When the Trump administration delayed plans to feature abolitionist Harriet Tubman on the $20 bill, some artists across the country took it upon themselves to superimpose the heroine’s image over President Andrew Jackson’s in an act of resistance.
But those creative efforts may not be needed in the near future. Today, White House Press Secretary Jen Psaki said that the Biden administration is “exploring ways to speed up the effort” to unveil the Tubman $20 bill redesign.
“The Treasury Department is taking steps to put Harriet Tubman on the front of the new $20 notes. It’s important that … our money reflect the history and diversity of our country, and Harriet Tubman’s image gracing the new $20 note would certainly reflect that,” Psaki said at a White House press briefing on Monday.

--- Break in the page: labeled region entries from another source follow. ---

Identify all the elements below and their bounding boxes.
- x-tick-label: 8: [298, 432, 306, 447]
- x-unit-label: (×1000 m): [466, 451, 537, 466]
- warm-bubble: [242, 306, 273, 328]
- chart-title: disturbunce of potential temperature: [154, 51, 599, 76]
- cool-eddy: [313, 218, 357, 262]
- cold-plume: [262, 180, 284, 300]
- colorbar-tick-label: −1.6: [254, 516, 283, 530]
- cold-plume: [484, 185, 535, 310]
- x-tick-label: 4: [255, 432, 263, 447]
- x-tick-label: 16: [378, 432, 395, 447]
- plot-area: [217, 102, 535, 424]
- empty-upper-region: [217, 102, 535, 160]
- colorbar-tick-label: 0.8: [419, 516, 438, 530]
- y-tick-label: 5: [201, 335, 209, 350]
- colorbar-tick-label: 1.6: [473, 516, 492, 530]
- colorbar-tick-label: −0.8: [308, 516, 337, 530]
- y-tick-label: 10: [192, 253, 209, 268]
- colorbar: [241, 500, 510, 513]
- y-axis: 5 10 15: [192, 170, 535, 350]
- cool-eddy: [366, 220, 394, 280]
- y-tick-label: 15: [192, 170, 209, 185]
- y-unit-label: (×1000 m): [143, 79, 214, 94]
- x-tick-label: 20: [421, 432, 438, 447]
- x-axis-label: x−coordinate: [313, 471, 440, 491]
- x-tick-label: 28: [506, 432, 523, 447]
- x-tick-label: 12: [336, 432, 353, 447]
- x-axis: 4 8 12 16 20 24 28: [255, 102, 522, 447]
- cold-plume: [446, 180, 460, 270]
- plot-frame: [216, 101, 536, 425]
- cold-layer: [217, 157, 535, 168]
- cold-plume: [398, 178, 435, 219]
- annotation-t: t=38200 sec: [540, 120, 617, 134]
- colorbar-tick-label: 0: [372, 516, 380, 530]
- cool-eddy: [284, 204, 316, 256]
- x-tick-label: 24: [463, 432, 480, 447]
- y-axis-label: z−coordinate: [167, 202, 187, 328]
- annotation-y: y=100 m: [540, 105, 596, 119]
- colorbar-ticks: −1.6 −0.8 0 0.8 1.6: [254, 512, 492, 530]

In 2016, then-Treasury Secretary Jack Lew of the Obama administration announced a plan to feature Tubman on the front of the $20 bill, and Jackson—a slave-owner whose controversial legacy also includes the Trail of Tears—would be moved to the back. The bill was set to be released in 2020 in time for the 100th anniversary of the 19th Amendment, which gave women the right to vote.
But in May of 2019, the Trump administration’s Treasury Secretary Steven Mnuchin announced that due to “counterfeiting concerns” and other technical issues, the redesign would be postponed.
The claims of technical issues ran counter to a New York Times (NYT) report that revealed the basic design of the Tubman $20 bill was essentially finished and could’ve been unveiled by 2020. The NYT also reported that Mnuchin delayed the Tubman note by six years—basically until after Trump was out of office if he were elected for two terms—to prevent Trump from canceling the redesign altogether. As a presidential candidate, Trump called the plan to replace Jackson “pure political correctness.”
Press Secretary Psaki said further details about the Biden administration’s effort to accelerate the Tubman $20 bill will be provided by the Department of Treasury. Biden’s choice for Treasury secretary, Janet Yellen, was just confirmed on Monday and became the first woman to head the department.